Photographing The Sky

Article on how to photograph the sky well

Photographing the sky isn’t as easy as it looks.  More often than not, the sky appears washed out and dull in photographs.  The first key to any shot that includes the sky is to make sure there are clouds in the  image.  Without clouds, the sky will be dull no matter what.

Take a look at this first, un-processed picture from Cuzco, Peru.  It was a beautiful sunny day and the orange brick, bright blue sky and expansive clouds were perfect:

photographing the sky

RAW image

Prior to post-processing, the image was flat and dull.  Now, reducing the Highlights slider, and increasing the saturation and vibrance gave me this picture:

photographing the sky


I have found that post-processing images with an application like Adobe Lightroom can really help enhance how the sky appears.  Using Lightroom 4, I find that toning down the “Highlights” slider really brings contrast to the sky, eliminating the washed out look.  Increasing “Clarity” draws attention to clouds in the sky as well.  Of course using the “Vibrance” and “Saturation” sliders can make any blue really stand out, just make sure it doesn’t do it too much because then the image looks over processed and fake.

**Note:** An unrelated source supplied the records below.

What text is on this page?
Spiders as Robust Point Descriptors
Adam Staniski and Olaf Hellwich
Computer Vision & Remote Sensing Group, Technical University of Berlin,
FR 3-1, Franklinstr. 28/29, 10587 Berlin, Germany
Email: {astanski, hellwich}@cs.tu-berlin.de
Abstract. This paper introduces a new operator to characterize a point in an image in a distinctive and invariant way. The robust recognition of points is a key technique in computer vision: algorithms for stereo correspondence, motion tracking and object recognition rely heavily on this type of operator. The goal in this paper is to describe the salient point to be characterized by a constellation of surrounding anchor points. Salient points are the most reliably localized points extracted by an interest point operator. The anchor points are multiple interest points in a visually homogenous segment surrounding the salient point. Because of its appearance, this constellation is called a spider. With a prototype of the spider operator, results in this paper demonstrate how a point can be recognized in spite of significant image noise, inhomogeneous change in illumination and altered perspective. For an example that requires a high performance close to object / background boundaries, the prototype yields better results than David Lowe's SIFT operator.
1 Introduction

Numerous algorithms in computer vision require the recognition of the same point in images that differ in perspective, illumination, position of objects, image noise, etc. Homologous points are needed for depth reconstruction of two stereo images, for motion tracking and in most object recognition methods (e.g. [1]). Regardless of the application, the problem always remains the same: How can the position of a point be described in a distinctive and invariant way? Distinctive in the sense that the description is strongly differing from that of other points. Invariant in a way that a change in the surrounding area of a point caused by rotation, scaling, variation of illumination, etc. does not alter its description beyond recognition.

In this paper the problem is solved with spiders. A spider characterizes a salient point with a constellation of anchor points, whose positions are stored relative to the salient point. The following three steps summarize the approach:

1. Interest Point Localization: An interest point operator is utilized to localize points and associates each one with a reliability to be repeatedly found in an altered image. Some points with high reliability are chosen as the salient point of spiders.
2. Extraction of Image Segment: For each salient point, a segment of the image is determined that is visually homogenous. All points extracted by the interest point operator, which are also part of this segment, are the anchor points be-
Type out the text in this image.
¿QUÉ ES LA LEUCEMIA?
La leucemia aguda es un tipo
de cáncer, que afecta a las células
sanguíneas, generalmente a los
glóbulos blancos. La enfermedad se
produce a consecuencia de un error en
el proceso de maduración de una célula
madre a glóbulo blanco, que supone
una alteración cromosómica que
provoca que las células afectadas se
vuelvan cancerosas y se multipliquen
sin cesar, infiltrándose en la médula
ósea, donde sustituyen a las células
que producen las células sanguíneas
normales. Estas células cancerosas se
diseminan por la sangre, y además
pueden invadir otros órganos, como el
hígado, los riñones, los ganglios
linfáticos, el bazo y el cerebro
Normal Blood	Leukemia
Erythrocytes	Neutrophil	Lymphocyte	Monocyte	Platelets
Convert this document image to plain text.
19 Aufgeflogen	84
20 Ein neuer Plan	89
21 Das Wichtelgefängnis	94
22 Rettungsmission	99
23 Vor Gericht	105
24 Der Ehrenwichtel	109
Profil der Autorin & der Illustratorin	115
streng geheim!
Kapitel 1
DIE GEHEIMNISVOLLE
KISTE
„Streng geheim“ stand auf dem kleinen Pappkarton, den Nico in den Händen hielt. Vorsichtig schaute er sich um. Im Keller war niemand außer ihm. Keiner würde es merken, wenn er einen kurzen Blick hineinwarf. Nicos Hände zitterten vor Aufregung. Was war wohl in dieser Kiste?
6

But post-processing isn’t the only way to enhance the sky.  Often, the sky is washed out because in the image, the sky is the area from which the most light originates.  This makes the sky the first to become over exposed as the camera seeks to provide appropriate exposure to the entire image including, generally, the darker foreground.  To combat this, you can use a graduated neutral density filter.

A graduated neutral density filter is a neutral density filter with a twist.  While a neutral density filter has an even distribution, a graduated neutral density filter at one end is completely clear, with a graduation of the filter intensity towards the other end.  With the filter portion pointed “north” and the clear portion “south” a graduated neutral density filter will prevent the sky from becoming over exposed at the expense of foreground exposure.  Certain graduated neutral density filters are colored, to further accentuate the sky itself.  Orange or yellow filters will help bring out the colors of sunset.

Graduated neutral density filters are classified as either having a soft or hard edge.  With a soft edge, the neutral density portion of the filter gradually fades into nothing.  With a hard edge, there is an abrupt line between the filter portion and non-filter portion.  Use a soft edge when the horizon line is uneven and a hard edge for a dead straight and even skyline.

Lastly, another trick to consider when photographing the sky is to use a very long exposure.  You’ll almost certainly need a 10-stop neutral density filter if shooting during the day, but by lengthening the exposure time, you’ll capture clouds as they move across the sky.